Mythos is the competitive moat. A model that sits above Opus in capability, with a defender-first distribution strategy, positions Anthropic as the provider governments and regulated industries turn to when they need the most powerful AI available and cannot afford the security risk of an open platform. The irony of the leaks is that they undermine that exact positioning at the worst possible moment.

What This Tells Us

Two things are true at the same time. Anthropic has built a model that genuinely advances the frontier of what AI can do. And Anthropic has demonstrated, in the most public way possible, that the organisations building frontier AI are not immune to the same operational security failures they warn everyone else about.

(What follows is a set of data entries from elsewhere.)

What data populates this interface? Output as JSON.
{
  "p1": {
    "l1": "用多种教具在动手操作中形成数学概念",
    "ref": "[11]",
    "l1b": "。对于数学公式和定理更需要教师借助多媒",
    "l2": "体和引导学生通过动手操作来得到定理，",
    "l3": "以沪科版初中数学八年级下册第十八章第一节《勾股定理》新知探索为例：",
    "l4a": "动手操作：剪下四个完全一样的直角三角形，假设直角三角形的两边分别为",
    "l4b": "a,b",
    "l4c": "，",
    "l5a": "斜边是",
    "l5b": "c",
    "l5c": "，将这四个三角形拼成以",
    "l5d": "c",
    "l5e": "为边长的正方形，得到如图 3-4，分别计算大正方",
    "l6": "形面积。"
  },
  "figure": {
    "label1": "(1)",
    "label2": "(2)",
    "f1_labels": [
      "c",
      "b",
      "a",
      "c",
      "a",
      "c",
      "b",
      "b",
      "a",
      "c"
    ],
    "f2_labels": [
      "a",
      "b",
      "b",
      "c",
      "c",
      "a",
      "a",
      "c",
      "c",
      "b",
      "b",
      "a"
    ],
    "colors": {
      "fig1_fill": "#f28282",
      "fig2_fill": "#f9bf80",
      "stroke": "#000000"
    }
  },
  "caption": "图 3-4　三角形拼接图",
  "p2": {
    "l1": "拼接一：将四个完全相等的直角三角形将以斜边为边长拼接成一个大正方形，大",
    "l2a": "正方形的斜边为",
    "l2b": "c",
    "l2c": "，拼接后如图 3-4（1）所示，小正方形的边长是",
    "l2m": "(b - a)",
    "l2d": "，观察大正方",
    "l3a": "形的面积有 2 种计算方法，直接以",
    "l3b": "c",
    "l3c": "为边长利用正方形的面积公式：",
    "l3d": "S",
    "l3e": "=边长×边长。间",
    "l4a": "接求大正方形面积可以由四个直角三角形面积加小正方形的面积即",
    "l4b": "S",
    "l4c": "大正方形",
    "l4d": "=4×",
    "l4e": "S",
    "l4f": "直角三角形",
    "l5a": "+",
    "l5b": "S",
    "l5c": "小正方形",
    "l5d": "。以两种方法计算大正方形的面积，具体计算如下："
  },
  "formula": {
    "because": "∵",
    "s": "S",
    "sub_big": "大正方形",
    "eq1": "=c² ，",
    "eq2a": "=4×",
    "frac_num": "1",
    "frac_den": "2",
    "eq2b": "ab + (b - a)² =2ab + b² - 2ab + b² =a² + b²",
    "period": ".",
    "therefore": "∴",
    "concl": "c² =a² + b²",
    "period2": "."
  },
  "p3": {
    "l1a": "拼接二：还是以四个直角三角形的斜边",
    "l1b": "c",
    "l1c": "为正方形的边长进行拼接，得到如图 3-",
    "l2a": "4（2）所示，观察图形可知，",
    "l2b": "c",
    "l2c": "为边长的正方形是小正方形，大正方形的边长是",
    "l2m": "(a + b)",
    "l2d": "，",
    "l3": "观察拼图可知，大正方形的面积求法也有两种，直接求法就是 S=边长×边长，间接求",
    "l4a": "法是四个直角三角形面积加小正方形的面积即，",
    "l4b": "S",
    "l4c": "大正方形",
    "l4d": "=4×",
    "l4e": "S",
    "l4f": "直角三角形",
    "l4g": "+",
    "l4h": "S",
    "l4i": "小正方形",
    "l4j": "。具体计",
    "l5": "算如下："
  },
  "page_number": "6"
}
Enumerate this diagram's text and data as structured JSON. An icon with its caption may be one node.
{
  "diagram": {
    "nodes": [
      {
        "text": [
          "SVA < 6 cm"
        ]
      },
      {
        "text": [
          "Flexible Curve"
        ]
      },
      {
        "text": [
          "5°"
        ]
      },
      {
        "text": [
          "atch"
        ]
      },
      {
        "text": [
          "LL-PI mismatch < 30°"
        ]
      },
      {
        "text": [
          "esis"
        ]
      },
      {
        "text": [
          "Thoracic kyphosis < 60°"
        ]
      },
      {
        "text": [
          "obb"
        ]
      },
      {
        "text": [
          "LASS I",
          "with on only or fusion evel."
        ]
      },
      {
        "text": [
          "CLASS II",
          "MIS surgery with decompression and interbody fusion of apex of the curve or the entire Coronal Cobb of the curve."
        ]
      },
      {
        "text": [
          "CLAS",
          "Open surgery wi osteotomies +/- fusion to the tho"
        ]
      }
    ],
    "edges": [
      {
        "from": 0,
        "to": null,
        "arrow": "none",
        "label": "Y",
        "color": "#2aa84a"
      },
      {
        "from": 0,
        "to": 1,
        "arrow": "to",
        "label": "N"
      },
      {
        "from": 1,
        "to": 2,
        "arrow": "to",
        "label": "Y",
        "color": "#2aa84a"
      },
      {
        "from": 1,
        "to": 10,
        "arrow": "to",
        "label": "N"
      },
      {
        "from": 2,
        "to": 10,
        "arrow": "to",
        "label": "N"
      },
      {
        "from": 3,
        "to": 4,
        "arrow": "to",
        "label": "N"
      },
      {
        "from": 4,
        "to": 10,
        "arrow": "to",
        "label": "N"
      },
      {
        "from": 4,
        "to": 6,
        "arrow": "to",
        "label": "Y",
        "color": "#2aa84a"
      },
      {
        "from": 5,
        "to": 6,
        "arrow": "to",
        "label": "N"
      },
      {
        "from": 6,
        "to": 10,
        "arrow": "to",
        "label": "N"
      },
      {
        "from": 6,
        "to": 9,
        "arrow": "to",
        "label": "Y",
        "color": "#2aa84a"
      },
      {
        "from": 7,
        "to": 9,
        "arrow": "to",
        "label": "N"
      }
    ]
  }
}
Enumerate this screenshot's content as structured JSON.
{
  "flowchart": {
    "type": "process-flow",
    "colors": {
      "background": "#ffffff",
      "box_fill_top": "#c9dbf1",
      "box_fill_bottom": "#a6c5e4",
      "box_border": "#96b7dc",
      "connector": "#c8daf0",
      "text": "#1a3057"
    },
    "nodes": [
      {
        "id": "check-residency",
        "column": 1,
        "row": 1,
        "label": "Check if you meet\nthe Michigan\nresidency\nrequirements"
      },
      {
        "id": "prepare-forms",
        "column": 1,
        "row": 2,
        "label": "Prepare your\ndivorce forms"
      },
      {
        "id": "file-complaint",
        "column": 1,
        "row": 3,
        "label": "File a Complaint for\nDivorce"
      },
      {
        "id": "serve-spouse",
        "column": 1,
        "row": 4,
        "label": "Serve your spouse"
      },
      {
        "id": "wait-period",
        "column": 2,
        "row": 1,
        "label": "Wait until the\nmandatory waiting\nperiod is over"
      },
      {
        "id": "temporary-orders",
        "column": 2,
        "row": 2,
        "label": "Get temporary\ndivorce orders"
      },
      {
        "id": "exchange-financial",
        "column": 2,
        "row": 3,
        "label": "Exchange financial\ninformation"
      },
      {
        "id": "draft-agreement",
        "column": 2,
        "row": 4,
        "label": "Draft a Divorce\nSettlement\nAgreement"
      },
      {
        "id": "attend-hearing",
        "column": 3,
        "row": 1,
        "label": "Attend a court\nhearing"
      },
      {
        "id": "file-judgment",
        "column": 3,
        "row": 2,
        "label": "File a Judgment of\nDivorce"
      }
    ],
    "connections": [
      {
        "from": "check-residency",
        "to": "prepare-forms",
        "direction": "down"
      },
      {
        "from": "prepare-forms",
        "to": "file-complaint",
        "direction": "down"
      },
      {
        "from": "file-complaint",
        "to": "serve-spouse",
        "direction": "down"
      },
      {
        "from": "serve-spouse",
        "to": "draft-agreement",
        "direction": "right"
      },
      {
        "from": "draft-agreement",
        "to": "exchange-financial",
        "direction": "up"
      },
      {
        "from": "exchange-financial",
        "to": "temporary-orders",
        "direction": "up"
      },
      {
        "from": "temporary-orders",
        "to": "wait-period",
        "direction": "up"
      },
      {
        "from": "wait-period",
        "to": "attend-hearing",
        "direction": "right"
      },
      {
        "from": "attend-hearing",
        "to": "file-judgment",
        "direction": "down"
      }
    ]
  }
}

The defender-first strategy is the right instinct. Giving security teams a head start with the most capable tools before those tools reach general distribution is how you responsibly manage a capability gap. But the strategy only works if the company executing it can secure its own infrastructure. Two leaks in five days calls that into question.

For anyone building with AI agents in payments, finance, or commerce, the Mythos leak is a signal to pay attention to. We have been tracking the security gaps in agentic commerce since January. The attack surface is already wide. Models at this capability level make it wider. The question is not whether your systems will face AI-powered probing. It is whether your defences are calibrated for the tools that are coming, not the tools that exist today.

Sources

If the company building the most capable AI model in the world cannot secure its own infrastructure, what does that tell us about everyone else's readiness?